Dr. López has made a strong impact in research as well, supervising 10 students in independent research topics and co-supervising two honours and one master’s student. Five of his six publications at Acadia have students as co-authors, including two papers on teaching. His teaching excellence was recognized last fall when he received the Faculty of Pure and Applied Science (FPAS) Teaching Award 2020.
His teaching innovation springs from creating new labs, pedagogical approaches and training workshops that focus on issues relevant to students today. A good example was the implementation under Dr. López’s supervision of a new module on Mi’kmaq Traditional Knowledge constructed by Leah Creaser, honours student and President of the Indigenous Student Society of Acadia. This lab was paired with a lecture by Keptin Jeff Purdy (Acadia First Nation) and was well received by biology majors.
Creaser says, “I expressed my concerns about being a Mi’kmaq student in the lab and feeling disconnected because there was no recognition of native plants and their uses culturally in Mi’kma’ki. Juan Carlos allowed me to take on a research topic to manipulate the lab to incorporate the importance of Mi’kmaq Traditional Knowledge, and then implemented this as curriculum in his lab, overall making the relationship that has for so long been severed between Mi’kmaq and academia a respectful one for me.”

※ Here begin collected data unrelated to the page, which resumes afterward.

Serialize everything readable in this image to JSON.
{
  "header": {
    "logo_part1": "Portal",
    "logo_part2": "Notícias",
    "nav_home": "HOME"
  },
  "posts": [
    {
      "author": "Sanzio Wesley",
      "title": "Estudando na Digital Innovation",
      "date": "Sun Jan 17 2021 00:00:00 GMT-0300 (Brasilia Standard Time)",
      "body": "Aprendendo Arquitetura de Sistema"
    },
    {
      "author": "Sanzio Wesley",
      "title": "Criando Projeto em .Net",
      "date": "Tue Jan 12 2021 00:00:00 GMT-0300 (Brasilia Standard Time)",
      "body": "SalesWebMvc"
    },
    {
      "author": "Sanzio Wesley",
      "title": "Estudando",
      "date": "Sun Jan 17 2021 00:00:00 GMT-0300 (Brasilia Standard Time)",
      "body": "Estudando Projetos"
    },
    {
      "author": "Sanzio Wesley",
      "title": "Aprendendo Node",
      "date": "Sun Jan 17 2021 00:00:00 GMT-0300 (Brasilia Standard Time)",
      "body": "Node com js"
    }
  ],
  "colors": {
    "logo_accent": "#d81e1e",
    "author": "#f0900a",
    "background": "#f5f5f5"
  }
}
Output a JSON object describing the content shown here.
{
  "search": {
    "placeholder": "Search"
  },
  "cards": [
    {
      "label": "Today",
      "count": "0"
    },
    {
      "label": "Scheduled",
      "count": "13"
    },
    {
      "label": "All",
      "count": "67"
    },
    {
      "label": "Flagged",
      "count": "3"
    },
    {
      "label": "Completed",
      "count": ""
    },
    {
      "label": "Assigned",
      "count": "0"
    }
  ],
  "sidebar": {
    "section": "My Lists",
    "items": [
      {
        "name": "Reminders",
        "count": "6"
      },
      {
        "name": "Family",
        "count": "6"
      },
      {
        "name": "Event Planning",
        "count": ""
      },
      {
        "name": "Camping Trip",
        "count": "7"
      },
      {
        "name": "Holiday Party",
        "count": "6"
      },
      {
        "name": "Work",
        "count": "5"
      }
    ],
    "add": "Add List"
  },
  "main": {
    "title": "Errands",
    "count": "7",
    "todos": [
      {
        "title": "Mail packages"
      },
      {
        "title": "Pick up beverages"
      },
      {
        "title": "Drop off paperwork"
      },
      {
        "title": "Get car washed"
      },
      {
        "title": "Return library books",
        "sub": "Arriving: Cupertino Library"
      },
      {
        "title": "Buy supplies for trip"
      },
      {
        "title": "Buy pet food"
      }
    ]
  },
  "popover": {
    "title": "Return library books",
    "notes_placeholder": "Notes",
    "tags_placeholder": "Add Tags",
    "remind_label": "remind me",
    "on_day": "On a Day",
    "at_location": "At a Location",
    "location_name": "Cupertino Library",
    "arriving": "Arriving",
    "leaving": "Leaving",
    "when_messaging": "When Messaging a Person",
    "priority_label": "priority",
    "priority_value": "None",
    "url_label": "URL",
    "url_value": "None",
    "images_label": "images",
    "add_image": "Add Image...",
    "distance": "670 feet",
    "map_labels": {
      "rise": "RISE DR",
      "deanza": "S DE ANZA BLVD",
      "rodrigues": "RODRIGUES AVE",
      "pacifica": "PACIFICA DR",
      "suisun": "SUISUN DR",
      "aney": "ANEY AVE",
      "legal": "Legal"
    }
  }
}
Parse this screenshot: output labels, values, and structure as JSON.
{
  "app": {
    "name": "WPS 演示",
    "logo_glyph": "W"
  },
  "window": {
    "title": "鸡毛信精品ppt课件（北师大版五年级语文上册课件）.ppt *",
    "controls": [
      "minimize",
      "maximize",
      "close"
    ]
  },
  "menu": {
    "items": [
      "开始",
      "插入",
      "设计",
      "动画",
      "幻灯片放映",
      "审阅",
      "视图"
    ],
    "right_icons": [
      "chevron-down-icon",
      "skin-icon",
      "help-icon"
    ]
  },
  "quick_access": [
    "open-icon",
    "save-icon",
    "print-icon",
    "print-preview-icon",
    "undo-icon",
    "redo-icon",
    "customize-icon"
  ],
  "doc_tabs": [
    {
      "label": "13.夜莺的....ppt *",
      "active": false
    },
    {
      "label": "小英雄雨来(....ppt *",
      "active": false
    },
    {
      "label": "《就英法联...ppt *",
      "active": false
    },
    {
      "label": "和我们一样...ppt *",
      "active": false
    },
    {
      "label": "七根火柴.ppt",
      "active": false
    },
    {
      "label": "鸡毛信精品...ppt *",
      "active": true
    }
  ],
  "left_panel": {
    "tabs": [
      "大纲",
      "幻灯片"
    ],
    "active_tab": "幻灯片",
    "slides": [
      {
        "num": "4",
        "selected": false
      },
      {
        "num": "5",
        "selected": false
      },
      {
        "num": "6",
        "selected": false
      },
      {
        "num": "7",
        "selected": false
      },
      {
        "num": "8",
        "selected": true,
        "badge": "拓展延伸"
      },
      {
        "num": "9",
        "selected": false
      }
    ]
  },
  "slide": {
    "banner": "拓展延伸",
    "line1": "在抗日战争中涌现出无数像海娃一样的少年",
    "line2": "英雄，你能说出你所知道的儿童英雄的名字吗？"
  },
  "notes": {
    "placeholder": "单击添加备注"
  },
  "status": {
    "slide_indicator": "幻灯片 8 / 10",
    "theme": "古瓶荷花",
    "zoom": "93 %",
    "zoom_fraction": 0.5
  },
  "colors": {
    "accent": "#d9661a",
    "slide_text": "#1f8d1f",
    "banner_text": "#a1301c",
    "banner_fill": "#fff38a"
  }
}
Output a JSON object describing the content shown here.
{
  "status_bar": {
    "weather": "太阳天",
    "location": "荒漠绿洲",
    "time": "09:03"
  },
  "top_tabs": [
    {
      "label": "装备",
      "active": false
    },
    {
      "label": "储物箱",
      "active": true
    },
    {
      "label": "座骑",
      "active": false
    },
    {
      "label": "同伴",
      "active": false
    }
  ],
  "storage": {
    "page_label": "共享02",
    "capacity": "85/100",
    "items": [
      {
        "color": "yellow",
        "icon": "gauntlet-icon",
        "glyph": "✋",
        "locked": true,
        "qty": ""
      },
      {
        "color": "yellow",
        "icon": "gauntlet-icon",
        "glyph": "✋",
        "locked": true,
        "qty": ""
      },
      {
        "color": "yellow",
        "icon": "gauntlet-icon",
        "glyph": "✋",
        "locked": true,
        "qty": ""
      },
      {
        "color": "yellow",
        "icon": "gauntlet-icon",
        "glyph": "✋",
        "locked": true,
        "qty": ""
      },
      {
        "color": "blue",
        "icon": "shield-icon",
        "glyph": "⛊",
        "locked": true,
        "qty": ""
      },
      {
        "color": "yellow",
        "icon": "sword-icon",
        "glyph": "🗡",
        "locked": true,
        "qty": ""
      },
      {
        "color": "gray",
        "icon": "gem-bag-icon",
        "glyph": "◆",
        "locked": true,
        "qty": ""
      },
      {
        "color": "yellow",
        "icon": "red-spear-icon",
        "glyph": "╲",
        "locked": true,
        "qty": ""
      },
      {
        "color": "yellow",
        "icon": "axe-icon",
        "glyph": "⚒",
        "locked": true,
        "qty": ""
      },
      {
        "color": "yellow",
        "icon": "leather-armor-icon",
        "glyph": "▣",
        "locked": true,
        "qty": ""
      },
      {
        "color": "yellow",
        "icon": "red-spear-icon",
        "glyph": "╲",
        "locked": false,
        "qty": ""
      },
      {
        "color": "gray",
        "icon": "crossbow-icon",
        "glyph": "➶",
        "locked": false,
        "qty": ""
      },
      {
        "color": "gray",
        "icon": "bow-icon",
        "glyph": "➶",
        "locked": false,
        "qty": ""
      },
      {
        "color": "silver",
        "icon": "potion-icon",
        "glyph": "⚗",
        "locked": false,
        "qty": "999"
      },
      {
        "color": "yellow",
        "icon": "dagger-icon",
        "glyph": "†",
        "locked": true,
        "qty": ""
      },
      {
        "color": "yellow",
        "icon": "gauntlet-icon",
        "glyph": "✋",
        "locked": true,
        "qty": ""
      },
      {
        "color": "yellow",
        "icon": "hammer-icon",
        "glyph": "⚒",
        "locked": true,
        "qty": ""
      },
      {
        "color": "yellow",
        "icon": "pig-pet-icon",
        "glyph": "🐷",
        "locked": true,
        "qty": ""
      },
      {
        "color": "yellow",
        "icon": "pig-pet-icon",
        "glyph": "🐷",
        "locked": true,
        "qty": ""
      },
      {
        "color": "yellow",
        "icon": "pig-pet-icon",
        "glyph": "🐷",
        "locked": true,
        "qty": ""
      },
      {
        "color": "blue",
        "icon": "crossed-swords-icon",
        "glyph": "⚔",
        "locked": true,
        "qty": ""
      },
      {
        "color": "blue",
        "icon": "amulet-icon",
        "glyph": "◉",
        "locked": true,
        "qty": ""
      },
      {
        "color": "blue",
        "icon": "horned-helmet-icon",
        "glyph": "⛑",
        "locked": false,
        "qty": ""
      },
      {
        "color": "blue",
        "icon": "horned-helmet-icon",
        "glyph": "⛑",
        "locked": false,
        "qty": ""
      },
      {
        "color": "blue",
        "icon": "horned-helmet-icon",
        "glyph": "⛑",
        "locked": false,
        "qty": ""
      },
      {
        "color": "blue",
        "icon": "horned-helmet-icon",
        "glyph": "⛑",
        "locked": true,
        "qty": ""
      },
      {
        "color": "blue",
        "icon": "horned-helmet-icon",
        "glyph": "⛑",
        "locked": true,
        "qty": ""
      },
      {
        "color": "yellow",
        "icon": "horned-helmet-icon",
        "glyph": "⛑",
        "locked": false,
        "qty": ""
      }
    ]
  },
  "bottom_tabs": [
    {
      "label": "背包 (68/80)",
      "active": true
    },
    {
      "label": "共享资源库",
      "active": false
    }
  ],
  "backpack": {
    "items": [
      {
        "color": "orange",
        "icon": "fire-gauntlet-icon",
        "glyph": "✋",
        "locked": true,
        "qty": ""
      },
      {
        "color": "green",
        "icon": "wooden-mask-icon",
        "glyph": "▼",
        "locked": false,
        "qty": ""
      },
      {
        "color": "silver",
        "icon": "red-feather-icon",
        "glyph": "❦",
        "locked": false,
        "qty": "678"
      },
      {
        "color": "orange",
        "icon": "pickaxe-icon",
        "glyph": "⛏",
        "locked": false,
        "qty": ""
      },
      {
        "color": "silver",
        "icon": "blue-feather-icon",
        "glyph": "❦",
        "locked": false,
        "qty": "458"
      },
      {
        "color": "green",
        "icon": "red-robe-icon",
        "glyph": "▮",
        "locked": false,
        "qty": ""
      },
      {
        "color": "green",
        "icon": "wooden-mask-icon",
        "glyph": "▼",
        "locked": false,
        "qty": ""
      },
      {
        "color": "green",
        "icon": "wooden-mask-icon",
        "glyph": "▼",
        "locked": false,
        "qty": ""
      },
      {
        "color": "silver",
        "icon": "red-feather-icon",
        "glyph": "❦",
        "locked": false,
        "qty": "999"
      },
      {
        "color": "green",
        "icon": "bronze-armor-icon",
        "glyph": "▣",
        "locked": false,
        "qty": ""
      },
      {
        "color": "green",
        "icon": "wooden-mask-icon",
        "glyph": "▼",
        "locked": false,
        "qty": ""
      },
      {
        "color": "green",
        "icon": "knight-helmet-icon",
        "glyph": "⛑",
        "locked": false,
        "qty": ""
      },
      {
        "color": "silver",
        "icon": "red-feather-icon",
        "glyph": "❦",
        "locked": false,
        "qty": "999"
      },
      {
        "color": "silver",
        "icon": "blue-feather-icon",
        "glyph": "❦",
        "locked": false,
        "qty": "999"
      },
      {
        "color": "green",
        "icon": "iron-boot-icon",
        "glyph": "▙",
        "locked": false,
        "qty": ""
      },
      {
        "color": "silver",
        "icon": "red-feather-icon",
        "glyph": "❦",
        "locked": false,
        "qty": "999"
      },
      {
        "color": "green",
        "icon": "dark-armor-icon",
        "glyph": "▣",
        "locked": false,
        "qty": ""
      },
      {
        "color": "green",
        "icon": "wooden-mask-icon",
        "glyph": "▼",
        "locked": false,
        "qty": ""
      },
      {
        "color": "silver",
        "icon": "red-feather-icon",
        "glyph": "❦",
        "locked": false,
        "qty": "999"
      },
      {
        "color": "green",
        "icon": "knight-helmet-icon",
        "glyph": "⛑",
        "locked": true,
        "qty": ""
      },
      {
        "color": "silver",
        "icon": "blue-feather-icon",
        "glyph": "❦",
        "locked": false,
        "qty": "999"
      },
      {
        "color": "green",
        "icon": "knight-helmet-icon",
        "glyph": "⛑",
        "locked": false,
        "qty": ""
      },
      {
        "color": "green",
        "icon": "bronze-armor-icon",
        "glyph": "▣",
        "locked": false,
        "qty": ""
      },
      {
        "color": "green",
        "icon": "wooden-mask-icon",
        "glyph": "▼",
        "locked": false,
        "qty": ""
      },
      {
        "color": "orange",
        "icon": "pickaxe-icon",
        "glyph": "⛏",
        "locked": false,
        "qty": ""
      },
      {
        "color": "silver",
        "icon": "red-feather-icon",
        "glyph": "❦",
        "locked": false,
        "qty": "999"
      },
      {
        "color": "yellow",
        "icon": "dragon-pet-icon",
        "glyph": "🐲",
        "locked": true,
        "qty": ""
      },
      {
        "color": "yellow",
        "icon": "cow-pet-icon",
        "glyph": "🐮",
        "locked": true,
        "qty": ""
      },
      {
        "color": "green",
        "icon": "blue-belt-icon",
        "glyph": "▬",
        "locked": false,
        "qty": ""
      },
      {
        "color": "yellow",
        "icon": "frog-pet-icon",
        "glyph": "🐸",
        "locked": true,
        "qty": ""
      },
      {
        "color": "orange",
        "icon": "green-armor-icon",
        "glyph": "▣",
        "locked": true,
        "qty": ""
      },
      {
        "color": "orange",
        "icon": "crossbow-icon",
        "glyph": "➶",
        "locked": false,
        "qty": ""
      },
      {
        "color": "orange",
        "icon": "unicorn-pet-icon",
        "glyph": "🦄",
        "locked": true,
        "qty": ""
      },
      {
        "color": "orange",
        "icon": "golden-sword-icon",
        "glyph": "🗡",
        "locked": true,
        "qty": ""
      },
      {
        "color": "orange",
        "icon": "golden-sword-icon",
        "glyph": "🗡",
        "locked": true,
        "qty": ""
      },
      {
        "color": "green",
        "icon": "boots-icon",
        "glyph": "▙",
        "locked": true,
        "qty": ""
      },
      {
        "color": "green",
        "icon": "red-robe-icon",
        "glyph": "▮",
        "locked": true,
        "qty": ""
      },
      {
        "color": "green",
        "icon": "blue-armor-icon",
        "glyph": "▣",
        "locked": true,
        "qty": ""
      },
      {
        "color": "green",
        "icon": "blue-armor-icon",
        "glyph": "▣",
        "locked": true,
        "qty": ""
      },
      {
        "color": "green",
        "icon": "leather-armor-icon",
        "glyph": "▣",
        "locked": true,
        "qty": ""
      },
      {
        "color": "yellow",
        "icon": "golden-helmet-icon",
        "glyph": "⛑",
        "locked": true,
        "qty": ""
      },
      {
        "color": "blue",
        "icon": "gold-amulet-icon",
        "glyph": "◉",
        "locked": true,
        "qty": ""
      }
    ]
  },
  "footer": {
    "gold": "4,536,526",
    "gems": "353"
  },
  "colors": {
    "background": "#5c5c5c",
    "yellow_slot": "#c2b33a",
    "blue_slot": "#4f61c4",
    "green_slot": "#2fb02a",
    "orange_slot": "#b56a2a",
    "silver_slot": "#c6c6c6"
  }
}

Kristen Noel, master’s student and graduate Teaching Assistant for introductory bio labs supervised by Dr. López, adds, “Dr. López ensures that all of his students are aware that Acadia University is in Mi'kma'ki, the ancestral territory of the Mi’kmaq nation, and what this means. This past year, he did a wonderful job incorporating Traditional Ecological Knowledge into the labs. As budding scientists, it is imperative that we understand the value of Traditional Ecological Knowledge and use it in scientific research, outreach, conservation planning, and wildlife management.”
Additionally, while adjusting to online teaching this year, Dr. López prioritized working with smaller groups of students in the online labs so that students would have a more personal connection with Acadia faculty. He also created an Equity, Diversity and Inclusion (EDI) workshop for the biology teaching assistants, with participation from the Equity Officer, the Indigenous Student Advisor and the Wong International Centre that was later included in a campus-wide TA training program. This workshop was eye-opening and helped TAs discover the importance of an inclusive learning environment. EDI is a major focus of Dr. López, and his commitment to inclusive learning has opened the door for some thought-provoking discussions in the biology department.
Harper concludes, “Juan Carlos is the kind of teacher that helps you to shape your future; the kind you will never forget. He is the kind of teacher that every teacher should be.”